From 2004 to 2006, Grand was Director of the Aspen Institute’s Middle East Strategy Group. He has also served as an Adjunct Professor at American University’s School of International Service and Syracuse University’s Maxwell School of Citizenship and Public Affairs. From 2002 to 2003, he was an International Affairs Fellow at the Council on Foreign Relations. He has been a Term Member of the Council on Foreign Relations and a Henry Crown Fellow with the Aspen Institute. Until June 2002, Grand served as Director of Programs at the German Marshall Fund (GMF) of the United States. Before joining GMF in 1997, he was a staffer on the Senate Foreign Relations Committee, covering Europe and the New Independent States. In 1994, he was a Visiting Researcher at Charles University’s Center for Economics and Graduate Education in Prague. Grand earned a doctorate from the department of government at Harvard University and a bachelor’s degree in political science from the government honors program at the University of Virginia, where he was a Jefferson Scholar.
|Dr. Jessica Ashooh
Deputy Director, Middle East Strategy Task Force, Atlantic Council
As Deputy Director of the Middle East Strategy Task Force, Jessica Ashooh focuses on how US foreign policy can more comprehensively address the growing challenges of state failure and violent extremism in the Middle East. Prior to joining the Atlantic Council, Ashooh spent a number of years based in Abu Dhabi, where she worked as a Senior Analyst in the UAE Foreign Ministry’s Policy Planning Department. In this capacity, she specialized on the crisis in Syria, and worked in close cooperation with the UAE Special Envoy for Syria to support the UAE’s engagement in the Geneva II peace process and with moderate elements of the Syrian political opposition. Ashooh has also worked as a consulting adviser to the Kurdistan Regional Government’s Ministry of Planning in Erbil, Iraq. Ashooh holds a doctorate and a master’s degree, both in international relations, from the University of Oxford (St. Antony’s College), which she attended as a Marshall Scholar. Her doctoral research focused on ideological and bureaucratic infighting in US foreign policy toward the Middle East. She holds a bachelor’s degree in international relations from Brown University.
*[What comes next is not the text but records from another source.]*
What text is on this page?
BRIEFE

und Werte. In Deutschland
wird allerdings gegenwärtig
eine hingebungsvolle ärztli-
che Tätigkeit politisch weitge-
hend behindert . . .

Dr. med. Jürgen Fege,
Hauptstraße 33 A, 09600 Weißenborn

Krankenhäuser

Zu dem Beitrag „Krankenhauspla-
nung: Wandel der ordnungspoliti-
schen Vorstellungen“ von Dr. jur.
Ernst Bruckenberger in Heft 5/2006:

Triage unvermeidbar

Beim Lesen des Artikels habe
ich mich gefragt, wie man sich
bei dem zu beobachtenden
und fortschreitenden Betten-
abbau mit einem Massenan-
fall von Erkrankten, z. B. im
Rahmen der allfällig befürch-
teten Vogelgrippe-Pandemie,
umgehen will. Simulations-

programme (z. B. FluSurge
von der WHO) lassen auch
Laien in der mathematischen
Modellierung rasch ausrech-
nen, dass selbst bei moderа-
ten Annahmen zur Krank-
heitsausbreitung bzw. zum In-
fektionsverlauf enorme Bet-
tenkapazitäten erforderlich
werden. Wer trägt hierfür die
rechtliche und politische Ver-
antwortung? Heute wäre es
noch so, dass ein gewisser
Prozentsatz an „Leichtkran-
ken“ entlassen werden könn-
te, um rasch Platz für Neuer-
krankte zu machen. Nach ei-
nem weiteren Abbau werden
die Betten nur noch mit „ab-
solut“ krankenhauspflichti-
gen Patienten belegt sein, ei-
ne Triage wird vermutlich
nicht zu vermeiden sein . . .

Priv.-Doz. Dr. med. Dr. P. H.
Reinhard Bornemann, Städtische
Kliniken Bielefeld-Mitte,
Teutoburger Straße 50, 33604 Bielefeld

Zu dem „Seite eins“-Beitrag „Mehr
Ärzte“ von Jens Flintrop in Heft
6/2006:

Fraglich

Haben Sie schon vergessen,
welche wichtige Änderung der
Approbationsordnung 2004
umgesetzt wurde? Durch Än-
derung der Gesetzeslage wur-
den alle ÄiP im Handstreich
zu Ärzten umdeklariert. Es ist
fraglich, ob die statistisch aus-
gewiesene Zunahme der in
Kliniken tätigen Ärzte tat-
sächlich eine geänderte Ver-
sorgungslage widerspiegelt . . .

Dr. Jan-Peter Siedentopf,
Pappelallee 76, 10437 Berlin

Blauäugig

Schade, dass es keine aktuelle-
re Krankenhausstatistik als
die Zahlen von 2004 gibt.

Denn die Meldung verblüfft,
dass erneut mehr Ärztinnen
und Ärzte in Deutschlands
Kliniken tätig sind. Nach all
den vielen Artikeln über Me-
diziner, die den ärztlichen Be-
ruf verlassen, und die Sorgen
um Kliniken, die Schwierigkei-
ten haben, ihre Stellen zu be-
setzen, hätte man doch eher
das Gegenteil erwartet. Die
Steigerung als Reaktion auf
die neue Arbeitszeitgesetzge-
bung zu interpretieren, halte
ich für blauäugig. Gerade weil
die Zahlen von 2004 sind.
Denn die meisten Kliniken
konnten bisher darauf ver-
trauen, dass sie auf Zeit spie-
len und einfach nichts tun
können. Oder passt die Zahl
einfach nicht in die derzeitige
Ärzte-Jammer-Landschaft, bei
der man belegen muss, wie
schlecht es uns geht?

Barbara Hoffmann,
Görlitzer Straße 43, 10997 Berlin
|Ms. Stefanie Hausheer Ali
Associate Director for Programs, Rafik Hariri Center for the Middle East, Atlantic Council
Stefanie Hausheer Ali is the Associate Director for Programs at the Atlantic Council’s Rafik Hariri Center for the Middle East. She is also a Research Fellow with the King Salman Center for Innovative Government in Riyadh. Stefanie holds a master’s degree in Middle East studies from the George Washington University’s Elliott School of International Affairs. She received her bachelor’s degree in political science and Italian studies from Saint Louis University. Stefanie speaks the Saudi dialect of Arabic, which she learned while hosting a number of Saudi students over the years.